自分が快復してることが信じられないみたいだったぜ。目を覚まして、事の顛末を聞いて、もっとケイに礼を言いたかったと後悔していたな

そうか……

そのとき、ランダールはふと思い出したように、杯を傾ける手を止めた。

そういえば、俺もちゃんと礼を言ってなかったな。本当にありがとう、ケイ。お前さんがいなけりゃ、俺も今頃、異国の地で骨を晒していたところだ。本当に命の恩人だよ

どういたしまして。俺自身も助かりたい一心だったよ

馬賊との壮絶な騎射戦、その後の敵魔術師との魔術戦、さらに後味の悪い戦後処理やピョートルとの別れ―そういったものを生々しく思い出しそうになって、ケイは首を振って、ぶどうジュースを口に流し込んだ。

……ふぅ

…………

夜空を見上げて、溜息をつくケイの横顔を眺めながら、ランダールは思案するように盃を傾けている。

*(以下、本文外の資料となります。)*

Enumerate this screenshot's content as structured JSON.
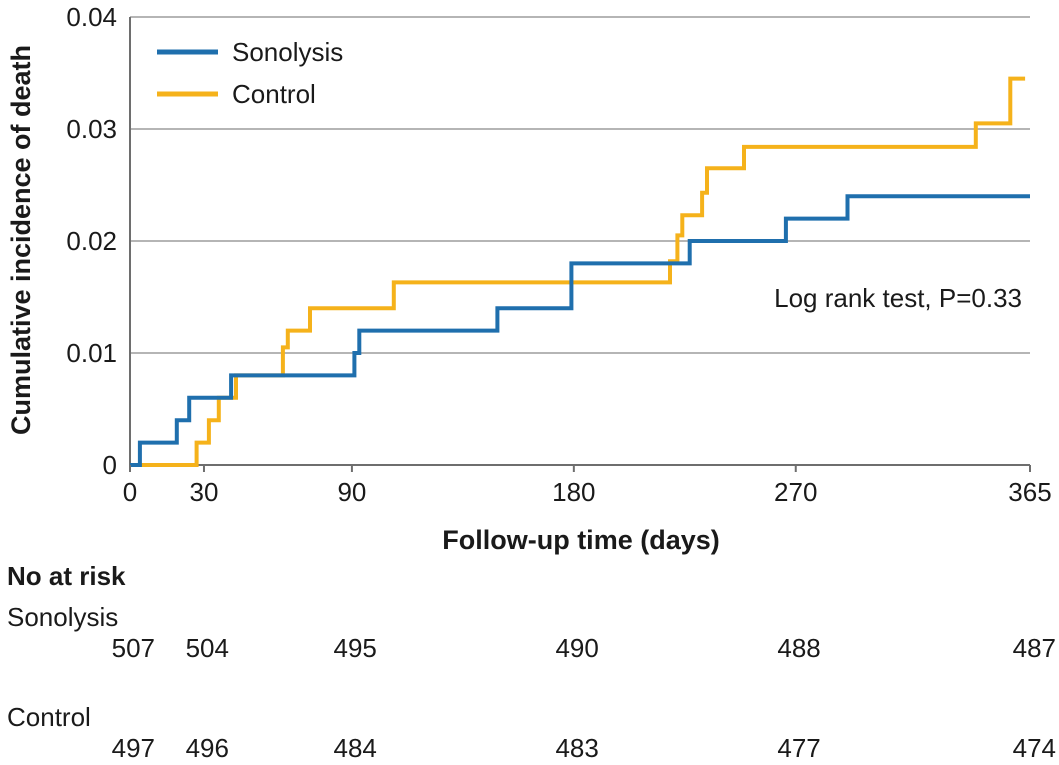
{
  "chart_data": {
    "type": "line",
    "subtype": "step",
    "title": "",
    "xlabel": "Follow-up time (days)",
    "ylabel": "Cumulative incidence of death",
    "xlim": [
      0,
      365
    ],
    "ylim": [
      0,
      0.04
    ],
    "x_ticks": [
      0,
      30,
      90,
      180,
      270,
      365
    ],
    "x_tick_labels": [
      "0",
      "30",
      "90",
      "180",
      "270",
      "365"
    ],
    "y_ticks": [
      0,
      0.01,
      0.02,
      0.03,
      0.04
    ],
    "y_tick_labels": [
      "0",
      "0.01",
      "0.02",
      "0.03",
      "0.04"
    ],
    "grid": "horizontal",
    "legend_position": "top-left",
    "series": [
      {
        "name": "Sonolysis",
        "color": "#1f6fad",
        "points": [
          [
            0,
            0
          ],
          [
            4,
            0
          ],
          [
            4,
            0.002
          ],
          [
            19,
            0.002
          ],
          [
            19,
            0.004
          ],
          [
            24,
            0.004
          ],
          [
            24,
            0.006
          ],
          [
            41,
            0.006
          ],
          [
            41,
            0.008
          ],
          [
            91,
            0.008
          ],
          [
            91,
            0.01
          ],
          [
            93,
            0.01
          ],
          [
            93,
            0.012
          ],
          [
            149,
            0.012
          ],
          [
            149,
            0.014
          ],
          [
            179,
            0.014
          ],
          [
            179,
            0.018
          ],
          [
            227,
            0.018
          ],
          [
            227,
            0.02
          ],
          [
            266,
            0.02
          ],
          [
            266,
            0.022
          ],
          [
            291,
            0.022
          ],
          [
            291,
            0.024
          ],
          [
            365,
            0.024
          ]
        ]
      },
      {
        "name": "Control",
        "color": "#f5b21b",
        "points": [
          [
            0,
            0
          ],
          [
            27,
            0
          ],
          [
            27,
            0.002
          ],
          [
            32,
            0.002
          ],
          [
            32,
            0.004
          ],
          [
            36,
            0.004
          ],
          [
            36,
            0.006
          ],
          [
            43,
            0.006
          ],
          [
            43,
            0.008
          ],
          [
            62,
            0.008
          ],
          [
            62,
            0.0105
          ],
          [
            64,
            0.0105
          ],
          [
            64,
            0.012
          ],
          [
            73,
            0.012
          ],
          [
            73,
            0.014
          ],
          [
            107,
            0.014
          ],
          [
            107,
            0.0163
          ],
          [
            219,
            0.0163
          ],
          [
            219,
            0.0182
          ],
          [
            222,
            0.0182
          ],
          [
            222,
            0.0205
          ],
          [
            224,
            0.0205
          ],
          [
            224,
            0.0223
          ],
          [
            232,
            0.0223
          ],
          [
            232,
            0.0243
          ],
          [
            234,
            0.0243
          ],
          [
            234,
            0.0265
          ],
          [
            249,
            0.0265
          ],
          [
            249,
            0.0284
          ],
          [
            343,
            0.0284
          ],
          [
            343,
            0.0305
          ],
          [
            357,
            0.0305
          ],
          [
            357,
            0.0345
          ],
          [
            363,
            0.0345
          ]
        ]
      }
    ],
    "annotation": "Log rank test, P=0.33",
    "risk_table": {
      "title": "No at risk",
      "time_points": [
        0,
        30,
        90,
        180,
        270,
        365
      ],
      "groups": [
        {
          "name": "Sonolysis",
          "counts": [
            "507",
            "504",
            "495",
            "490",
            "488",
            "487"
          ]
        },
        {
          "name": "Control",
          "counts": [
            "497",
            "496",
            "484",
            "483",
            "477",
            "474"
          ]
        }
      ]
    }
  }
}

ピョートルも、もし俺がまたケイに出会うことがあれば、『心から感謝している』と伝えてくれ、って言ってたよ

そうか。……彼には随分と助けられたからな、恩返しができてよかったよ

……いやはや、デカい恩返しだ。アレに懲りて、ゲーンリフどもも、ちったぁ身内以外にも優しくなればいいんだがな

そうなるとは欠片も思ってなさそうな口調で、苦笑いするランダール。

―それにしても、あれはいったい、どういう魔(・)法(・)だったんだ?

そら来た。

……いや、なに。薬商人としては、俺も興味があってよ

その設定はまだ有効らしい。

どうもこうも、魔法だよ

ケイは何食わぬ顔で、懐に手を突っ込む。ひょい、とランダールに放ってみせたのは、缶入りの軟膏だ。

これは?

アビスの先駆け をすりつぶした軟膏

えっ?

手の中の缶をまじまじと見つめ、フタを開けてみて、青白いクリーム状の軟膏に目を丸くするランダール。じっくりと観察する目つきが、完全に、『そのスジの者』になっていた。

これで、あれだけの傷を……?

いや? もちろん違う。あのとき使ったのは魔法薬(ポーション)さ

……ポーション

単語を反芻しながら、ランダールはどのような表情をするべきか、迷っているようにも見えた。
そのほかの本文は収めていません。